Houston had an opportunity to put the Angels in a deeper hole, but a popout, the choice of a run-scoring fielder, and a miscommunication on the shields resulted in an innings end on the basepaths and an unsatisfactory 2-0 lead. It wasn’t until the sixth that the Astros got another runner in the points.

Korey Lee, replacing Martín Maldonado as automatic runner to start the 10th, advanced to third base with a deep fly ball from Dubón and hit Peña’s single the other way.

“You want to be prepared for the situation,” Peña said. “I was ready to throw something up and go.”

“He’s playing well beyond his experience and age,” Baker said. “The situation didn’t bother him or make it too big for him.”

Left-hander Framber Valdez made his first start since being named an All-Star by his manager and showed why he made an AL-leading 16th quality start of his 18 games this season as well as his 15th straight.
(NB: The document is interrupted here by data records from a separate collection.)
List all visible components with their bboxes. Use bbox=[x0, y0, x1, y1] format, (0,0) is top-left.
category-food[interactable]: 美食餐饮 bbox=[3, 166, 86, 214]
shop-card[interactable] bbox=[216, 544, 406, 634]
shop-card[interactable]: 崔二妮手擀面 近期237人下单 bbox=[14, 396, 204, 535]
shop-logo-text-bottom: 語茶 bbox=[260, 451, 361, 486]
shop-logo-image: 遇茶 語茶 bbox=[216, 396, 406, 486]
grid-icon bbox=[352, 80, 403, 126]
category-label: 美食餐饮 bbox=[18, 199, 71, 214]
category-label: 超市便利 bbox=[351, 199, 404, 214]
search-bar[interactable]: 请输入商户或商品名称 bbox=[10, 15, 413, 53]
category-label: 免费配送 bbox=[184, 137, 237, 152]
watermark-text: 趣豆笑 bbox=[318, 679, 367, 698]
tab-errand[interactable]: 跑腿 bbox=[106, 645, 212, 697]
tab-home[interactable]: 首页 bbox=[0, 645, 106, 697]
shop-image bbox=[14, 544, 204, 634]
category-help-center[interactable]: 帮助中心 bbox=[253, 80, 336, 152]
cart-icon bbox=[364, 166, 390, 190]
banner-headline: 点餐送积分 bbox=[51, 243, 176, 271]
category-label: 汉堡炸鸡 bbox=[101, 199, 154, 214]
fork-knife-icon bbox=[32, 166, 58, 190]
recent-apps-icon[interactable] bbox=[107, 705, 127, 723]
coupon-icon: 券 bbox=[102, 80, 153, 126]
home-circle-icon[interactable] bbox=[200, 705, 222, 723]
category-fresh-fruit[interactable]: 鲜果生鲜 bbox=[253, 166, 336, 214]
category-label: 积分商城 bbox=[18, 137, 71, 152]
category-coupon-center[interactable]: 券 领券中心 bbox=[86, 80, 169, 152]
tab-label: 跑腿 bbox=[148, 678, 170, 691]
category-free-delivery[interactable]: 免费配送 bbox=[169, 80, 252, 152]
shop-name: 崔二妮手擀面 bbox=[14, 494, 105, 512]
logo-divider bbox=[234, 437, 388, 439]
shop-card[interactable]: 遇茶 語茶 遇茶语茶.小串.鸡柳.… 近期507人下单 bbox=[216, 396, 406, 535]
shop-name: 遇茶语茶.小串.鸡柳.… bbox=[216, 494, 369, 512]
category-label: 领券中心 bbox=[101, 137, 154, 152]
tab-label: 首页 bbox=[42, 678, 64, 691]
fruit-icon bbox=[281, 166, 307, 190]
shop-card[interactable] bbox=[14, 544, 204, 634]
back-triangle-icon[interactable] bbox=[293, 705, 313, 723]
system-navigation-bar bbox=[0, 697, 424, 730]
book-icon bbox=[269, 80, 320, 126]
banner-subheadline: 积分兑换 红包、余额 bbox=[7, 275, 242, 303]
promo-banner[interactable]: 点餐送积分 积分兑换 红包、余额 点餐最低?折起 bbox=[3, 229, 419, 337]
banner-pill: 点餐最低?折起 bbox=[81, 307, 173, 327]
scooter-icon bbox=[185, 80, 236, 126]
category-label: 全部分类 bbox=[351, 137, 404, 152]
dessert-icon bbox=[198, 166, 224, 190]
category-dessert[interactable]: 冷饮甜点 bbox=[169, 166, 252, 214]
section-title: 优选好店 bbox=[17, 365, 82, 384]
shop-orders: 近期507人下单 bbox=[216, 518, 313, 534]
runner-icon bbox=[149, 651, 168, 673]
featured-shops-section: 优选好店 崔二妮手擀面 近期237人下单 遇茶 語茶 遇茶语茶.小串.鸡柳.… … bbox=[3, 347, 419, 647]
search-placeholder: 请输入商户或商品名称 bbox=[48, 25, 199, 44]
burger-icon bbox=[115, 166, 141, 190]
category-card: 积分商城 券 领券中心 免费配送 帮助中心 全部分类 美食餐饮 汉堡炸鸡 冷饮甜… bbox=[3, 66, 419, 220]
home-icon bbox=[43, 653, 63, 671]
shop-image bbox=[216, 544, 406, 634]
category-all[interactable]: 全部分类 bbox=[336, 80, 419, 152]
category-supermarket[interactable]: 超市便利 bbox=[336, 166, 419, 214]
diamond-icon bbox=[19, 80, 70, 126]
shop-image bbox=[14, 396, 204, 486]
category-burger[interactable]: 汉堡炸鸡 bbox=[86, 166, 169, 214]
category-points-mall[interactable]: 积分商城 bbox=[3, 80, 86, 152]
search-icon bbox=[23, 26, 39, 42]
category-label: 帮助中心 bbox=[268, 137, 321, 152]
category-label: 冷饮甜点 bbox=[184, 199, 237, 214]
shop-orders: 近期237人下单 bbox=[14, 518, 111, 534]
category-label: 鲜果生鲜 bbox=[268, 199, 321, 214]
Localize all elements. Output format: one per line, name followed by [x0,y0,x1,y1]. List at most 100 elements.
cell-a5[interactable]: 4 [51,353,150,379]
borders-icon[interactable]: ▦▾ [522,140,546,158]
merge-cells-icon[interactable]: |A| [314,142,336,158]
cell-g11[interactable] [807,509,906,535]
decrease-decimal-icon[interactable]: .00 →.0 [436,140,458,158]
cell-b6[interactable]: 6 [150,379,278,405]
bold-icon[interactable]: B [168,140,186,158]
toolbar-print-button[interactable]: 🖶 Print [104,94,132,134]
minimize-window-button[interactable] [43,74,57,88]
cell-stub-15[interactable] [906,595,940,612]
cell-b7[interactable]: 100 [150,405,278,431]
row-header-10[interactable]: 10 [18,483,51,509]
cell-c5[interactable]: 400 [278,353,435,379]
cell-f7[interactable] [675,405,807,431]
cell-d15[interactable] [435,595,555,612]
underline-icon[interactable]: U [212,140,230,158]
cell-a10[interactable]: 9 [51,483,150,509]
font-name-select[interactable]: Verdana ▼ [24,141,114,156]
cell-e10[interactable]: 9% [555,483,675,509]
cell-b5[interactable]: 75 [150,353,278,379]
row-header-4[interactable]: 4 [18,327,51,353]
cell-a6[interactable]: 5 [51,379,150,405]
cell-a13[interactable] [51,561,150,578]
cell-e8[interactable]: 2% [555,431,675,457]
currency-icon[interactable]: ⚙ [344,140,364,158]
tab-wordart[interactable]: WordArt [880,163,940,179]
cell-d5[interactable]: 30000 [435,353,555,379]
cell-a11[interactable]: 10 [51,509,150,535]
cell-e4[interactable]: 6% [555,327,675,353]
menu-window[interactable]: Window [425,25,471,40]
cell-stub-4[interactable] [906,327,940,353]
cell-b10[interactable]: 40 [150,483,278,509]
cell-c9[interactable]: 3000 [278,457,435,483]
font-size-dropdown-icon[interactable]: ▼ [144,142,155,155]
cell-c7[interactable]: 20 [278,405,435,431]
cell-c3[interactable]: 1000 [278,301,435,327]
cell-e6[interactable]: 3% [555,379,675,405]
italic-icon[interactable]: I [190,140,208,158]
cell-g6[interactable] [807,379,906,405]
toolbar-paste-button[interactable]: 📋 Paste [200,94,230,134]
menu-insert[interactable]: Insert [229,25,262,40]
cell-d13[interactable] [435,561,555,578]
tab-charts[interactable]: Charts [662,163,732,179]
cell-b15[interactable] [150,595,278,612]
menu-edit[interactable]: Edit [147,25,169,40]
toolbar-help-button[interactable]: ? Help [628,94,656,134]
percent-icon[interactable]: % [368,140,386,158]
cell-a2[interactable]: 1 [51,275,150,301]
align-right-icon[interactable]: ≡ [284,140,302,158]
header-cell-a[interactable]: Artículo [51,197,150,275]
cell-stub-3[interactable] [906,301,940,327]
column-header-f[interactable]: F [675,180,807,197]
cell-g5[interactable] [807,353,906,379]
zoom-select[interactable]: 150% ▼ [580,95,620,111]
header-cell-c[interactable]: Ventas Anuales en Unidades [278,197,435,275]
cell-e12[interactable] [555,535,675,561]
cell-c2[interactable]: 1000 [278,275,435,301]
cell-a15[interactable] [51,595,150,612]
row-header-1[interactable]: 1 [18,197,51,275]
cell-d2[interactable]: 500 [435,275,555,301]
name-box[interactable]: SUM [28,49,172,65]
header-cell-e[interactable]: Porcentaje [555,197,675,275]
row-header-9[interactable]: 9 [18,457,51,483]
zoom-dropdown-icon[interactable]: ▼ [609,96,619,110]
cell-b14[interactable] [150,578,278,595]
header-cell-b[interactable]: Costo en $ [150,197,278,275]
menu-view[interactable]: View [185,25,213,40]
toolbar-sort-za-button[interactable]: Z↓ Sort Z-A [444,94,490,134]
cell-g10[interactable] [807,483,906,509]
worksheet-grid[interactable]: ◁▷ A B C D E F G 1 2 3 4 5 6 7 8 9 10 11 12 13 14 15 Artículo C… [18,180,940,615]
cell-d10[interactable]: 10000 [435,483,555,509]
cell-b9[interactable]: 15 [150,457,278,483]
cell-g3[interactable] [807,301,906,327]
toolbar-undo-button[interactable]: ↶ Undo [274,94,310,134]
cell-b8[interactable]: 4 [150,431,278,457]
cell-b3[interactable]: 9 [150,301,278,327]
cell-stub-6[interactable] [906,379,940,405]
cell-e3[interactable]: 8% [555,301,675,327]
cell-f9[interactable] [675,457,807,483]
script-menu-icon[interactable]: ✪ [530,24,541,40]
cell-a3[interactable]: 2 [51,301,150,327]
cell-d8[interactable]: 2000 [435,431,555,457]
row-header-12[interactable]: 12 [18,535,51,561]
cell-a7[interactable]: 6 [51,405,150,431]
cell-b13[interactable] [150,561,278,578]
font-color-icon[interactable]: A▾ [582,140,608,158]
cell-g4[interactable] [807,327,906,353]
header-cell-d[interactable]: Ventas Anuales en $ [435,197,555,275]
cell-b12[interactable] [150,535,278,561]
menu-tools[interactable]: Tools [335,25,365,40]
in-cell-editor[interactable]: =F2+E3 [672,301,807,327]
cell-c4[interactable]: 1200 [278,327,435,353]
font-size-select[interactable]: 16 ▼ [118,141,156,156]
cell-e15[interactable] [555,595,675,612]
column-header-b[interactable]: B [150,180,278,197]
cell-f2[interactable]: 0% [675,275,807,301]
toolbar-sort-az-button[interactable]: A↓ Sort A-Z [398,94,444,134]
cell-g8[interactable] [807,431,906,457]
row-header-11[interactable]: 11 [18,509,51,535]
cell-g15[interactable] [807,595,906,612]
He went six innings to protect an undermanned bullpen and recovered from a high early pitch count and a bout of ferocity.

A 31-pitch third inning included one for Luis Rengifo, who avoided Maldonado’s gauntlet entirely and went straight for back net. Rengifo pulled a walk and Jo Adell was hit in the foot to load bases before Valdez left Jonathan Villar to force the Angels’ first run. The next inning, Stassi singled and reached second place due to a Dubón error, was sacrificed in third place and scored on a pass ball to Shohei Ohtani.

But Valdez was efficient after that, collecting his last six outs in just 14 spots. He finished his outstanding first half with a 2.66 ERA over 115 innings.

The undermanned bullpen, beginning with Héctor Neris, followed by Rafael Montero and Pressly, batted seven over four innings. The only two goals allowed came against Neris.

Pressly, who has retired 24 straight batsmen dating back to a botched save against the Yankees on June 23, continued his recent run of brilliance, a fast ninth inning that gave Baker an opportunity to let him stay in the 10th , to close.

“What helped was that [his] The number of pitches was low,” Baker said, “which allowed him to step back in the 10th and then we executed right [on offense].”

A strikeout by Jared Walsh was followed by Dubón’s hook, which left Stassi’s bat at 59.8mph. A ball passed was of little consequence as Brandon Marsh went down swinging to ensure the Astros wouldn’t lose consecutive games, which they have been doing since 10/11. didn’t do more against the Marlins in June.